Machine Learning Glossary/N

Verfasst von / Written by Sebastian F. Genter

Machine Learning Glossary

N

NaN Trap

A situation in numerical computing where a single invalid operation (e.g., division by zero) produces a NaN (Not a Number) value that propagates through subsequent calculations. This can halt model training by corrupting gradients or parameters. Common in poorly initialized models or datasets with invalid entries.

Natural Language Processing (NLP)

A field combining linguistics and AI to enable machines to process, analyze, and generate human language. Applications include machine translation, sentiment analysis, and chatbots. Modern NLP relies heavily on transformer architectures like BERT and GPT.

Natural Language Understanding (NLU)

A subset of NLP focused on extracting meaning and intent from text/speech. Goes beyond syntax to interpret context, sarcasm, and ambiguity. Powers virtual assistants (e.g., parsing "Set a reminder for my meeting tomorrow at 3 PM").

Negative Class

In binary classification, the label representing the absence of a target condition. For example, in medical testing, "non-cancerous" is the negative class. Contrasts with the positive class (the condition being detected).

Negative Sampling

A training optimization for recommendation systems or word embeddings where only a subset of negative examples is used. Reduces computational cost by avoiding calculations over all possible negatives (e.g., used in Word2Vec).

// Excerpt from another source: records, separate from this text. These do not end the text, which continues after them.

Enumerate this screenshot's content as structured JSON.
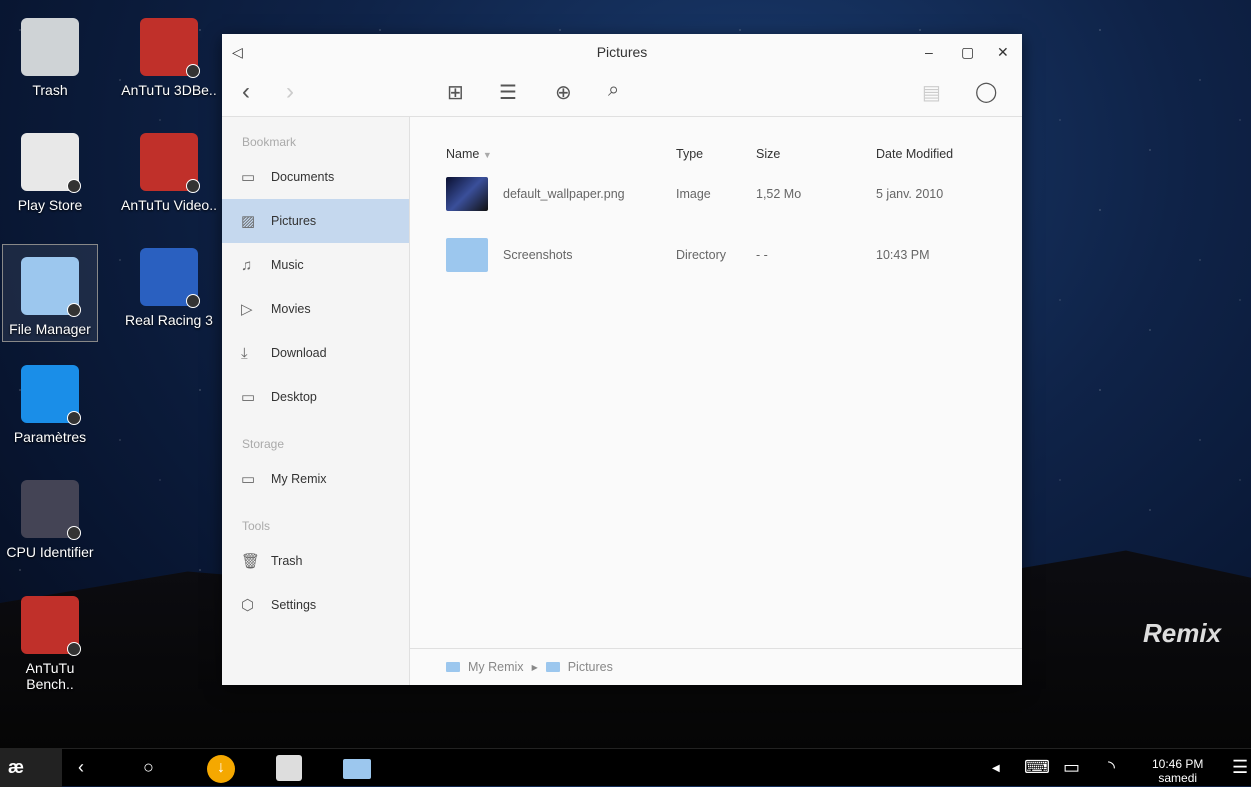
{
  "desktop": {
    "icons": [
      {
        "label": "Trash",
        "color": "#cfd3d6"
      },
      {
        "label": "AnTuTu 3DBe..",
        "color": "#c0302a"
      },
      {
        "label": "Play Store",
        "color": "#e8e8e8"
      },
      {
        "label": "AnTuTu Video..",
        "color": "#c0302a"
      },
      {
        "label": "File Manager",
        "color": "#9cc7ee"
      },
      {
        "label": "Real Racing 3",
        "color": "#2a60c0"
      },
      {
        "label": "Paramètres",
        "color": "#1a8ee8"
      },
      {
        "label": "CPU Identifier",
        "color": "#445"
      },
      {
        "label": "AnTuTu Bench..",
        "color": "#c0302a"
      }
    ],
    "brand": "Remix"
  },
  "window": {
    "title": "Pictures",
    "sidebar": {
      "bookmark_header": "Bookmark",
      "bookmarks": [
        "Documents",
        "Pictures",
        "Music",
        "Movies",
        "Download",
        "Desktop"
      ],
      "storage_header": "Storage",
      "storage": [
        "My Remix"
      ],
      "tools_header": "Tools",
      "tools": [
        "Trash",
        "Settings"
      ],
      "active": "Pictures"
    },
    "columns": [
      "Name",
      "Type",
      "Size",
      "Date Modified"
    ],
    "files": [
      {
        "name": "default_wallpaper.png",
        "type": "Image",
        "size": "1,52 Mo",
        "date": "5 janv. 2010"
      },
      {
        "name": "Screenshots",
        "type": "Directory",
        "size": "- -",
        "date": "10:43 PM"
      }
    ],
    "breadcrumb": [
      "My Remix",
      "Pictures"
    ]
  },
  "taskbar": {
    "time": "10:46 PM",
    "day": "samedi"
  }
}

Neural Architecture Search (NAS)

Automated methods for designing optimal neural network architectures. Uses reinforcement learning or evolutionary algorithms to explore configurations, balancing performance and efficiency. Example: Google’s NASNet for image classification.

Neural Network

A computational model inspired by biological brains, composed of interconnected layers of artificial neurons. Processes data through weighted connections and activation functions. Types include CNNs (for images) and RNNs (for sequences).

Neuron

The basic unit of a neural network. Receives weighted inputs, applies an activation function (e.g., ReLU), and passes the output to the next layer. Mathematically: $y = f (\sum w_{i} x_{i} + b)$ , where $f$ is the activation.

N-gram

A contiguous sequence of $N$ items (words, characters) from a text. Used in language modeling to predict the next item based on previous context. For example, a trigram (3-gram) model uses the prior two words to predict the third.

Node (Decision Tree)

A component in a decision tree representing either a decision rule (condition) or a terminal prediction (leaf). Splits data based on feature values (e.g., "Income > $50k") to partition examples into subgroups.

Node (Neural Network)

Synonym for an artificial neuron. Transforms inputs via weights and activations. In graph-based representations, nodes represent computational units, and edges represent data flow.

Node (TensorFlow Graph)

In TensorFlow's computation graph, a node represents an operation (e.g., addition, matrix multiplication). Nodes accept input tensors, perform computations, and output tensors to subsequent nodes.

Noise

Unwanted variability or errors in data. Sources include sensor errors, labeling mistakes, or irrelevant features. Noise can degrade model performance; techniques like data cleaning or regularization mitigate its impact.

Non-Binary Condition

A decision tree split with more than two possible outcomes. For example, a feature like "Education Level" might split into [High School, Bachelor’s, Master’s, PhD], each leading to different branches.

Nonlinear

Relationships where changes in input don’t produce proportional output changes. Neural networks model nonlinearity via activation functions (e.g., sigmoid). Essential for capturing complex patterns in data.

Non-Response Bias

A statistical bias occurring when survey participants differ systematically from non-participants. In ML, this skews training data if certain groups are underrepresented due to lack of response.

Nonstationarity

When data distributions change over time or context. For example, consumer preferences shifting seasonally. Models trained on nonstationary data may require frequent retraining to maintain accuracy.

No One Right Answer (NORA)

Tasks where multiple valid outputs exist, such as creative writing or open-ended Q&A. Evaluation metrics for NORA tasks (e.g., BLEURT) focus on semantic similarity rather than exact matches.

Normalization

Scaling features to a standard range (e.g., [0,1]) to improve training stability. Common methods include min-max scaling and z-score normalization. Critical for models sensitive to input scales (e.g., SVMs).

Novelty Detection

Identifying data points that deviate significantly from training data patterns. Used in fraud detection or quality control. Contrasts with outlier detection, which flags anomalies within known data.

Numerical Data

Features represented as continuous or discrete numbers (e.g., age, temperature). Requires mathematical interpretation. Contrast with categorical data (e.g., gender), which represents discrete groups.

NumPy

A foundational Python library for numerical computing. Provides array objects, linear algebra functions, and tools for integrating C/C++ code. Essential for data manipulation in pandas and ML frameworks.